Crofting Commission status change wins Faculty support
The Crofting Commission should no longer have the status of a tribunal under the Tribunals (Scotland) Act 2014, according to the Faculty of Advocates.
Faculty has come out in favour of a Scottish Government proposal to remove the Commission from the list of tribunals covered by the Act.
The Commission was afforded tribunal status at a time when it was under the supervisory remit of the Administrative Justice & Tribunals Council (AJTC). The AJTC was controversially abolished in 2013 as part of the UK Government's cull of quangos, and its successor body in Scotland has not undertaken its supervisory role. Ministers propose that, in the absence of a supervisory body and because the Commission “is not a tribunal in the true sense of the word”, the 2014 Act should no longer apply to it.
However the Commission recently had to apologise to crofters at Mangersta on the Isle of Lewis for conflicting advice given to its grazings committee over a period of years.
In its comments, Faculty said: “Within the UK generally, a tribunal is now recognised as a distinct form of judicial body whose work is to adjudicate in disputes between two other parties, with the tribunal acting as an independent decision maker, separate from the machinery of administration which has an interest in the subject matter of the decision.

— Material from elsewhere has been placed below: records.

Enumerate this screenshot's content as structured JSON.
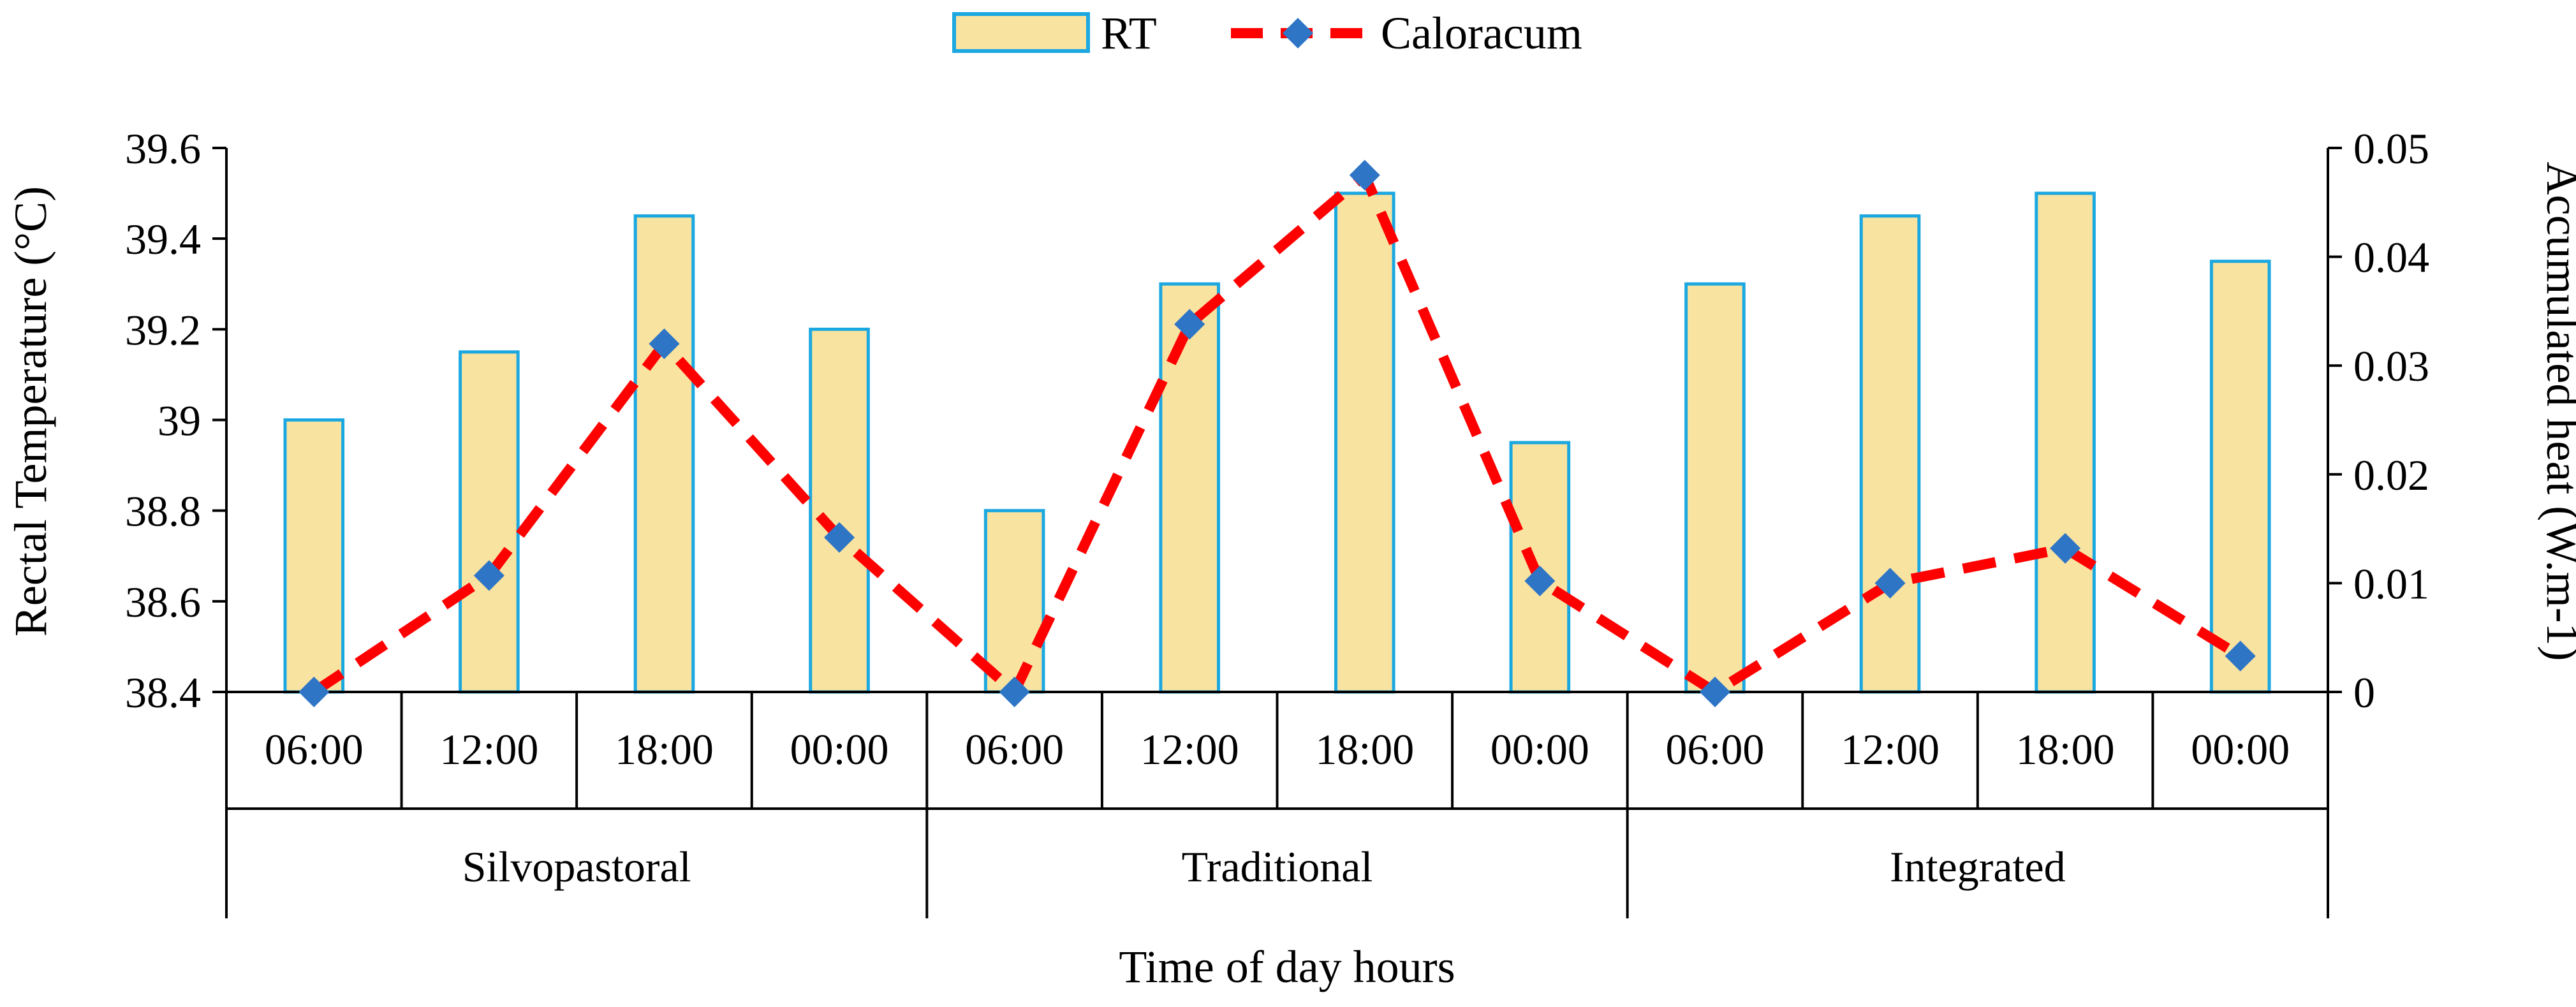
{
  "chart_data": {
    "type": "bar",
    "combo": "bar + dashed line (secondary axis)",
    "title": "",
    "xlabel": "Time of day hours",
    "ylabel": "Rectal Temperature (°C)",
    "y2label": "Accumulated heat (W.m-1)",
    "ylim": [
      38.4,
      39.6
    ],
    "yticks": [
      "38.4",
      "38.6",
      "38.8",
      "39",
      "39.2",
      "39.4",
      "39.6"
    ],
    "y2lim": [
      0,
      0.05
    ],
    "y2ticks": [
      "0",
      "0.01",
      "0.02",
      "0.03",
      "0.04",
      "0.05"
    ],
    "groups": [
      "Silvopastoral",
      "Traditional",
      "Integrated"
    ],
    "categories": [
      "06:00",
      "12:00",
      "18:00",
      "00:00",
      "06:00",
      "12:00",
      "18:00",
      "00:00",
      "06:00",
      "12:00",
      "18:00",
      "00:00"
    ],
    "series": [
      {
        "name": "RT",
        "kind": "bar",
        "axis": "left",
        "color_fill": "#F9E3A1",
        "color_edge": "#1BA8E0",
        "values": [
          39.0,
          39.15,
          39.45,
          39.2,
          38.8,
          39.3,
          39.5,
          38.95,
          39.3,
          39.45,
          39.5,
          39.35
        ]
      },
      {
        "name": "Caloracum",
        "kind": "line",
        "axis": "right",
        "color_line": "#FF0000",
        "color_marker": "#2E75C6",
        "values": [
          0.0,
          0.0107,
          0.032,
          0.0142,
          0.0,
          0.0338,
          0.0475,
          0.0102,
          0.0,
          0.01,
          0.0132,
          0.0033
        ]
      }
    ],
    "legend": {
      "position": "top-center",
      "entries": [
        "RT",
        "Caloracum"
      ]
    }
  }
}
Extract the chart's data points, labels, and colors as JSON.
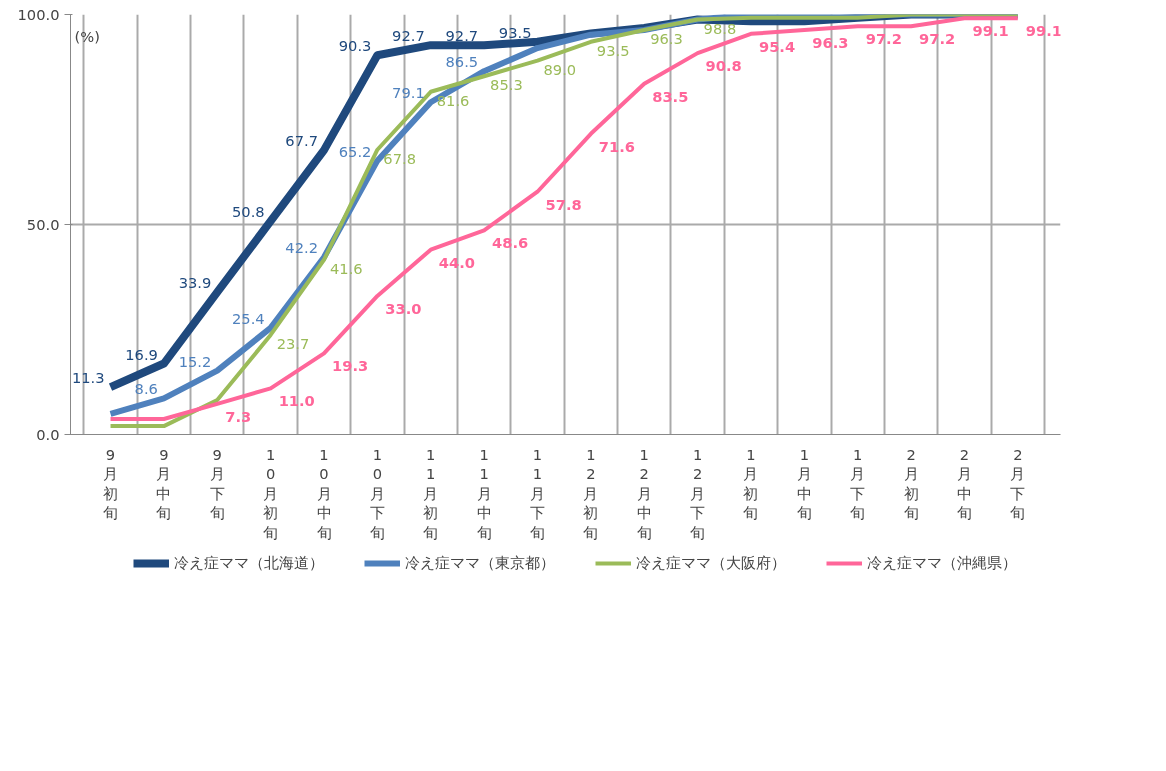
{
  "chart_data": {
    "type": "line",
    "ylabel": "(%)",
    "categories": [
      "9月初旬",
      "9月中旬",
      "9月下旬",
      "10月初旬",
      "10月中旬",
      "10月下旬",
      "11月初旬",
      "11月中旬",
      "11月下旬",
      "12月初旬",
      "12月中旬",
      "12月下旬",
      "1月初旬",
      "1月中旬",
      "1月下旬",
      "2月初旬",
      "2月中旬",
      "2月下旬"
    ],
    "series": [
      {
        "name": "冷え症ママ（北海道）",
        "color": "#1f497d",
        "values": [
          11.3,
          16.9,
          33.9,
          50.8,
          67.7,
          90.3,
          92.7,
          92.7,
          93.5,
          95.5,
          96.8,
          98.8,
          98.4,
          98.4,
          99.2,
          100.0,
          100.0,
          100.0
        ],
        "value_labels": [
          "11.3",
          "16.9",
          "33.9",
          "50.8",
          "67.7",
          "90.3",
          "92.7",
          "92.7",
          "93.5",
          null,
          null,
          null,
          null,
          null,
          null,
          null,
          null,
          null
        ]
      },
      {
        "name": "冷え症ママ（東京都）",
        "color": "#4f81bd",
        "values": [
          4.9,
          8.6,
          15.2,
          25.4,
          42.2,
          65.2,
          79.1,
          86.5,
          92.0,
          95.2,
          96.3,
          98.8,
          100.0,
          100.0,
          100.0,
          100.0,
          100.0,
          100.0
        ],
        "value_labels": [
          null,
          "8.6",
          "15.2",
          "25.4",
          "42.2",
          "65.2",
          "79.1",
          "86.5",
          null,
          null,
          null,
          null,
          null,
          null,
          null,
          null,
          null,
          null
        ]
      },
      {
        "name": "冷え症ママ（大阪府）",
        "color": "#9bbb59",
        "values": [
          2.0,
          2.0,
          8.2,
          23.7,
          41.6,
          67.8,
          81.6,
          85.3,
          89.0,
          93.5,
          96.3,
          98.8,
          99.2,
          99.2,
          99.2,
          100.0,
          100.0,
          100.0
        ],
        "value_labels": [
          null,
          null,
          null,
          "23.7",
          "41.6",
          "67.8",
          "81.6",
          "85.3",
          "89.0",
          "93.5",
          "96.3",
          "98.8",
          null,
          null,
          null,
          null,
          null,
          null
        ]
      },
      {
        "name": "冷え症ママ（沖縄県）",
        "color": "#ff6699",
        "values": [
          3.7,
          3.7,
          7.3,
          11.0,
          19.3,
          33.0,
          44.0,
          48.6,
          57.8,
          71.6,
          83.5,
          90.8,
          95.4,
          96.3,
          97.2,
          97.2,
          99.1,
          99.1
        ],
        "value_labels": [
          null,
          null,
          "7.3",
          "11.0",
          "19.3",
          "33.0",
          "44.0",
          "48.6",
          "57.8",
          "71.6",
          "83.5",
          "90.8",
          "95.4",
          "96.3",
          "97.2",
          "97.2",
          "99.1",
          "99.1"
        ]
      }
    ],
    "ylim": [
      0,
      100
    ],
    "yticks": [
      {
        "value": 0,
        "label": "0.0"
      },
      {
        "value": 50,
        "label": "50.0"
      },
      {
        "value": 100,
        "label": "100.0"
      }
    ],
    "grid": true,
    "data_labels": true,
    "legend": "bottom",
    "marker": "none",
    "line_style": "solid"
  }
}
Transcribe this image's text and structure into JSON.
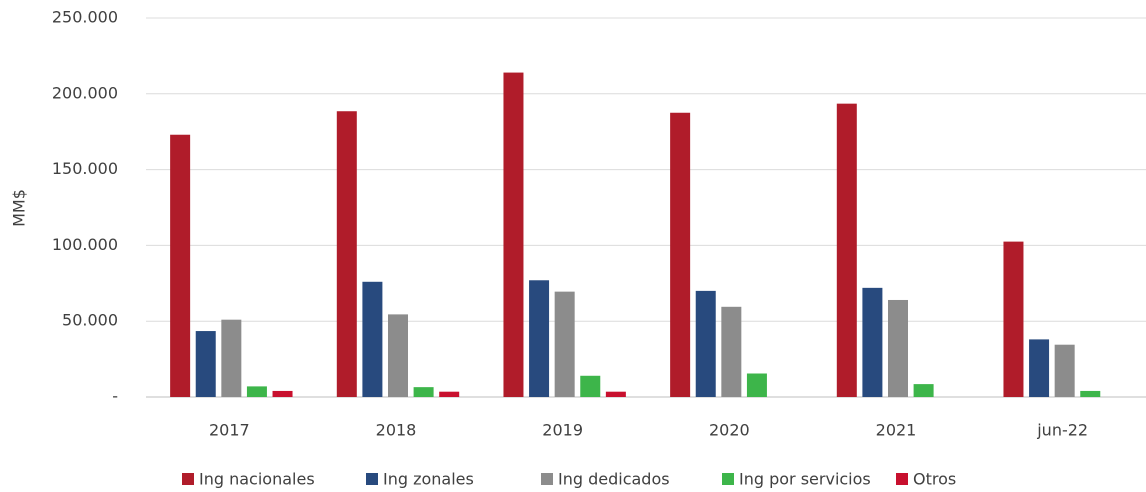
{
  "chart_data": {
    "type": "bar",
    "y_label": "MM$",
    "categories": [
      "2017",
      "2018",
      "2019",
      "2020",
      "2021",
      "jun-22"
    ],
    "series": [
      {
        "name": "Ing nacionales",
        "color": "#b01c2a",
        "values": [
          173000,
          188500,
          214000,
          187500,
          193500,
          102500
        ]
      },
      {
        "name": "Ing zonales",
        "color": "#284a7e",
        "values": [
          43500,
          76000,
          77000,
          70000,
          72000,
          38000
        ]
      },
      {
        "name": "Ing dedicados",
        "color": "#8c8c8c",
        "values": [
          51000,
          54500,
          69500,
          59500,
          64000,
          34500
        ]
      },
      {
        "name": "Ing por servicios",
        "color": "#3db54a",
        "values": [
          7000,
          6500,
          14000,
          15500,
          8500,
          4000
        ]
      },
      {
        "name": "Otros",
        "color": "#c8102e",
        "values": [
          4000,
          3500,
          3500,
          0,
          0,
          0
        ]
      }
    ],
    "ylim": [
      0,
      250000
    ],
    "yticks": [
      {
        "value": 0,
        "label": "-"
      },
      {
        "value": 50000,
        "label": "50.000"
      },
      {
        "value": 100000,
        "label": "100.000"
      },
      {
        "value": 150000,
        "label": "150.000"
      },
      {
        "value": 200000,
        "label": "200.000"
      },
      {
        "value": 250000,
        "label": "250.000"
      }
    ],
    "grid": true,
    "legend": "bottom"
  }
}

“The Crofting Commission is an example of an historic body which operates in a manner which has some similarities to what is commonly recognised as a tribunal, but which has a multiplicity of functions where the judicial role is secondary… The Commission can have some of the characteristics of a legislature or an executive body as well as a judicial body. Unlike a typical tribunal, the Commission may be a party to the issue in dispute, seeking to defend its own actions.”